What drives the lower frequency variability?
Would the ENSO variablity that you computed in the previous tutorial show up here? Why or why not?
Section 3.2: Comparing Timeseries of Multiple Variables#
Below you will calculate the timeseries of the surface air temperature which we just plotted, alongside timeseries of several other ERA5 variables for the same period and region: 10-meter wind speed, atmospheric surface pressure, and sea surface temperature.
ERA5_allvars_ts = ERA5_allvars.weighted(weights).mean(["lon", "lat"])
plot_vars = [
"air_temperature_at_2_metres",
"wind_speed",
"surface_air_pressure",
"sea_surface_temperature",
]
fig, ax_list = plt.subplots(len(plot_vars), 1, figsize=(10, 13), sharex=True)
for var, ax in zip(plot_vars, ax_list):
ax.plot(ERA5_allvars_ts.time0, ERA5_allvars_ts[var])
ax.set_ylabel(
ERA5_allvars[var].attrs["long_name"] + ": " + ERA5_allvars[var].attrs["units"],
fontsize=12,
)
ax.xaxis.set_tick_params(rotation=45)
Questions 3.2#
Which variable shows variability that is dominated by:
The diurnal cycle?
The synoptic [~5 day] scale?
A mix of these two timescales?
Longer timescales?
Bonus Section 1: Selecting a Different Spatial Region#
Define another spatial region, such as where you live, by selecting a longitude and latitude range of of your choosing. To find the longitude and latitude coordinates of your region, you can use Google Earth view, and read the position of your cursor in the lower right corner.
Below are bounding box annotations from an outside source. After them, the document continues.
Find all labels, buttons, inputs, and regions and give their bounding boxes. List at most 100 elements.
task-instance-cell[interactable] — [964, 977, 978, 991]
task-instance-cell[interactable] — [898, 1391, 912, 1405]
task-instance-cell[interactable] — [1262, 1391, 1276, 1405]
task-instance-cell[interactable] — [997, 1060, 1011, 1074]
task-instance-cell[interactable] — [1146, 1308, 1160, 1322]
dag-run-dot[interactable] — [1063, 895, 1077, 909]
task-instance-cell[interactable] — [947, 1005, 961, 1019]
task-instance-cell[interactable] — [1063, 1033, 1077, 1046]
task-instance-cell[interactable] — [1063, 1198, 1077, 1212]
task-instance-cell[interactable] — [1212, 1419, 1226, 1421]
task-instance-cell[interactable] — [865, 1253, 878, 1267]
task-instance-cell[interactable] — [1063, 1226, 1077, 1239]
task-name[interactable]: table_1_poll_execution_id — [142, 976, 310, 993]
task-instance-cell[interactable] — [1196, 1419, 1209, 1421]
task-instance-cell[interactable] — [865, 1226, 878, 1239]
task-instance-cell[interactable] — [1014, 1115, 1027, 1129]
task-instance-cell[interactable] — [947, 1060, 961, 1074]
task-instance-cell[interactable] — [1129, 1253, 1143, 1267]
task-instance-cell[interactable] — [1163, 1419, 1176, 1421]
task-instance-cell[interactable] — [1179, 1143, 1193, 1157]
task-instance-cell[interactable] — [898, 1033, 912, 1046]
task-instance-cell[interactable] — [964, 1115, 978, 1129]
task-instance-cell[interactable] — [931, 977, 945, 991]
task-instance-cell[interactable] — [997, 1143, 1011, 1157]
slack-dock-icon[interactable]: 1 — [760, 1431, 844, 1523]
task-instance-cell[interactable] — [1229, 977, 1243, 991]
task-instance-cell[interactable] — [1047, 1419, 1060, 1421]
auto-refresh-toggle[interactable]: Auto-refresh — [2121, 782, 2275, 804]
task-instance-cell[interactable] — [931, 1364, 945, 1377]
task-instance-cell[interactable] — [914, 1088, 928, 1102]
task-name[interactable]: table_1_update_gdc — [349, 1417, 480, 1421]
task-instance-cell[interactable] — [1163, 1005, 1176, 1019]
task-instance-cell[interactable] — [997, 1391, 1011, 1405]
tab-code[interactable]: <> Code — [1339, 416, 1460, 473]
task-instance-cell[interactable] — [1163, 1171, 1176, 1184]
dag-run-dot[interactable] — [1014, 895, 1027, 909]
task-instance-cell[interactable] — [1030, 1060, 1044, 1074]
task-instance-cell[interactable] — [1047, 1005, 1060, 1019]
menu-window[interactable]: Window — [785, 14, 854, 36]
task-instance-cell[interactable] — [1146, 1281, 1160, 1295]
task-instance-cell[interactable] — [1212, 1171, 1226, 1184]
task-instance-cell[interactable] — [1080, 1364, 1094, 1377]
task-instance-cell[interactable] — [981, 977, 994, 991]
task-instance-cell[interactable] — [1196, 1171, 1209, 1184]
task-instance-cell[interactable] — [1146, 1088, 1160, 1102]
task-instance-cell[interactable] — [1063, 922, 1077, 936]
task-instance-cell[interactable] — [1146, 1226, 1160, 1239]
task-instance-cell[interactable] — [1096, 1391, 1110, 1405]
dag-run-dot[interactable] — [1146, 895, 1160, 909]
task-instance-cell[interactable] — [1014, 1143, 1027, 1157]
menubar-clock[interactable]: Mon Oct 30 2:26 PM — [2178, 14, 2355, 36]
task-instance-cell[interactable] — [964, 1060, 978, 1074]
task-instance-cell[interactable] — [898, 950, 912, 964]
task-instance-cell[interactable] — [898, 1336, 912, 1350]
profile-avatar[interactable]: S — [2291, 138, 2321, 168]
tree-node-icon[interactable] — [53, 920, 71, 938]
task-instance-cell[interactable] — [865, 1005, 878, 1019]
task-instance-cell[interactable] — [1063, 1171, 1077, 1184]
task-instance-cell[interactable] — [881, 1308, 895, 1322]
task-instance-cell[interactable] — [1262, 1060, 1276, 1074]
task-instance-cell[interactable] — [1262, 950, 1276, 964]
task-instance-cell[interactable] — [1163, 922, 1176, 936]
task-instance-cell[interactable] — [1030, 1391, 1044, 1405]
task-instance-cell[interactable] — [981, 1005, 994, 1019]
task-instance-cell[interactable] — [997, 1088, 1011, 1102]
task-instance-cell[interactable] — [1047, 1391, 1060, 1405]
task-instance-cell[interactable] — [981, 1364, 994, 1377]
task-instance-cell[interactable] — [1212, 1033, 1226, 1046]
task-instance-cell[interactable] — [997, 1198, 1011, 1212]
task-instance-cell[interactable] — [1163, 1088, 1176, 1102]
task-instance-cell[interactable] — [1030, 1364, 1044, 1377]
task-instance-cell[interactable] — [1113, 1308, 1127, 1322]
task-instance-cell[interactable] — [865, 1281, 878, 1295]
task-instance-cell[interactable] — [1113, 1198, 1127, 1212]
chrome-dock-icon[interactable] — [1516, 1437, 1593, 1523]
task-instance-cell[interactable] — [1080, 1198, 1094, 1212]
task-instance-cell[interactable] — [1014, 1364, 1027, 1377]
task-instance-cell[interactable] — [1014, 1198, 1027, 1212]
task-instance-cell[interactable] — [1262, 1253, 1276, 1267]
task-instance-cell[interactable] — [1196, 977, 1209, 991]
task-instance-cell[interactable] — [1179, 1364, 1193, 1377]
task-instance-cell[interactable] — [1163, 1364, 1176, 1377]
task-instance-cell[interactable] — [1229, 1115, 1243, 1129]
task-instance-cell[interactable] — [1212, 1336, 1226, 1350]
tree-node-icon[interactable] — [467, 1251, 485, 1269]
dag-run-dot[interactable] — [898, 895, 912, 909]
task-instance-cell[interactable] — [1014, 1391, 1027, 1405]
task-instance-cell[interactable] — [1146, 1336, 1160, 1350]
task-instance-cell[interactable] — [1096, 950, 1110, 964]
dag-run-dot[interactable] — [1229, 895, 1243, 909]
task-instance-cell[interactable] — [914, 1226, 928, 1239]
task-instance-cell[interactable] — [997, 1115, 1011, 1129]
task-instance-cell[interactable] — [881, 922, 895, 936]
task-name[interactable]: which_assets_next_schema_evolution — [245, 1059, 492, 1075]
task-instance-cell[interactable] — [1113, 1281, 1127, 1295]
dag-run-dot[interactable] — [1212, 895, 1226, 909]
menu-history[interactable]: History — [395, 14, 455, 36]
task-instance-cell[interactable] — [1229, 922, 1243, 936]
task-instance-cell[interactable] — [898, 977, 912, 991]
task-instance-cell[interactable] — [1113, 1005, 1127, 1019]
Bonus Section 1.1: Note About the Geographic Coordinate System and the Coordinates Used in This Dataset#
A point on Earth is described by latitude-longitude coordinates relative to the zero-meridian line going through Greenwich in London, UK (longitude = 0 degree) and the xero-latitude line along the equator (latitude = 0 degrees). Points east of Greenwich up to the dateline on the opposite side of the globe are referenced as 0 to +180 and points to the west of Greenwich are 0 to -180. -180 and +180 refer to the same longitude, the so-called dateline in the central pacific.
However, our data is referenced in a slightly different way where longitude runs from 0 to 360 rather than -180 to +180. Longitude increases as you move east of Greenwich, until you reach Greenwich again (0 or 360 degrees), rather than stopping at the dateline.
Summary#
In this tutorial, you learned how to access and process ERA5 reanalysis data. You are able to select specific regions within the reanalysis dataset and perform operations such as taking spatial and temporal averages.
You also looked at different climate variables to distinguish idenitfy the variability present at different timescales.